Fazit: Projektsteuerung entscheidet über Profitabilität
Projektsteuerung ist keine Berichtspflicht, sondern die operative Grundlage für wirtschaftliche Entscheidungen. Wer Aufwand, Ressourcen und Fortschritt auf einer gemeinsamen Datenbasis steuert, schützt Projektmarge, erkennt Engpässe früh und verbessert Forecast-Qualität dauerhaft.
- Zeitdaten steuerungsfähig machen. Buchungsarten, Projekte und Aufgaben müssen so erfasst sein, dass Soll-Ist-Vergleiche ohne manuelle Aufbereitung möglich sind.
- Ressourcenplanung vor Projektstart verankern. Kapazitätskonflikte, die nach Projektstart gelöst werden müssen, kosten mehr als die Planung selbst.
- KPIs in Echtzeit, nicht im Rückblick. Budget-Burn, Utilization und Projektmarge müssen jederzeit abrufbar sein, damit Gegensteuerung noch wirtschaftlich wirksam ist.
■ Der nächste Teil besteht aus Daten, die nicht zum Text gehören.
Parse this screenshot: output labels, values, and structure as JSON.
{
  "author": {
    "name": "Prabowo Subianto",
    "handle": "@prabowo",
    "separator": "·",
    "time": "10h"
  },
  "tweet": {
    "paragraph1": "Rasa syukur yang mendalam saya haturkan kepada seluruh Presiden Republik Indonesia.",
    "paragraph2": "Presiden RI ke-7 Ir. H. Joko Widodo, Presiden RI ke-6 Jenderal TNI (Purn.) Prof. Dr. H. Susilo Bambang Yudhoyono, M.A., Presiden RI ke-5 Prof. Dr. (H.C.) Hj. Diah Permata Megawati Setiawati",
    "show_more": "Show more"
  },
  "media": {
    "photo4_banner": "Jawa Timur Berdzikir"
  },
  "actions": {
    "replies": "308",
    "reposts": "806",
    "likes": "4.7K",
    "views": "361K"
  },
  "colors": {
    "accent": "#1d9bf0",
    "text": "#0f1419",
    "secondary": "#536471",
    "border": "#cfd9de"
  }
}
ZEP Compact bietet Projektdienstleistern den strukturellen Einstieg in systematische Projektsteuerung: Zeiterfassung, Projektmanagement, Ressourcenplanung und Controlling auf einer Plattform. Modular einsetzbar, DACH-compliant, ohne Big-Bang-Einführung.
FAQ
Was ist der Unterschied zwischen Projektsteuerung und Projektcontrolling?
Projektsteuerung bezeichnet die operative Regelung aller Steuerungsgrößen während des Projektverlaufs: Aufwand, Budget, Ressourcen und Fortschritt. Projektcontrolling ist der analytische Teil davon: die Auswertung von Soll-Ist-Abweichungen, Margenkontrolle und Forecast. In der Praxis überschneiden sich beide Begriffe, weil belastbares Controlling die Grundlage für operative Steuerungsentscheidungen ist.
Ab wann lohnt sich Projektsteuerung Software für kleine Projektdienstleister?
Der Einsatz von Projektsteuerung Software lohnt sich, sobald mehr als drei bis fünf parallele Projekte mit gemeinsamen Ressourcen gesteuert werden müssen. Dann entsteht der strukturelle Bedarf nach übergreifender Kapazitätssicht, Echtzeit-Budget-Burn und belastbaren Soll-Ist-Vergleichen, der mit Excel nicht mehr wirtschaftlich abgedeckt werden kann.
Welche KPIs sind für die operative Projektsteuerung am wichtigsten?
Die wirtschaftlich relevantesten KPIs für Projektdienstleister sind: Budget-Burn-Rate, Utilization Rate (Anteil abrechenbarer Stunden), Soll-Ist-Abweichung auf Arbeitspaketebene, laufende Projektmarge und Forecast-Genauigkeit. Diese KPIs müssen in Echtzeit verfügbar sein, damit Gegensteuerung noch wirksam ist.
Wie funktioniert Projektsteuerung bei Festpreisprojekten?
Bei Festpreisprojekten ist Budget-Burn die kritische Steuerungsgröße. Jede Stunde, die über den kalkulierten Aufwand hinaus erfasst wird, mindert direkt die Projektmarge. Systematische Projektsteuerung bei Festpreisen erfordert eine buchungsartgenaue Zeiterfassung, die abrechenbare und nicht abrechenbare Leistungen trennt, sowie einen laufenden Abgleich zwischen Planstunden und Ist-Stunden auf Arbeitspaketebene.
Wie lässt sich Projektsteuerung bei mehreren parallelen Projekten organisieren?
Multiprojektsteuerung erfordert eine gemeinsame Datenbasis, auf der Ressourcen, Kapazitäten und Budget übergreifend sichtbar sind. Einzelne Projektpläne reichen nicht aus. Notwendig ist eine Portfoliosicht, die Kapazitätskonflikte zwischen Projekten anzeigt, bevor sie entstehen, und übergreifende Forecast-Qualität für Vertrieb und Staffing liefert.
Was sind die häufigsten Fehler bei der operativen Projektsteuerung?
Die häufigsten Fehler: Steuerung findet nur im Rückblick statt statt laufend. Zeitdaten werden erfasst, aber nicht steuerungsfähig strukturiert. Ressourcenplanung und Projektplanung laufen in getrennten Tools. Change Requests werden nicht als eigenständige Buchungspositionen erfasst. Forecast basiert auf Erfahrungswerten statt auf aktuellen Ist-Daten. Jeder dieser Fehler erzeugt systematisch schlechtere Projektmargen.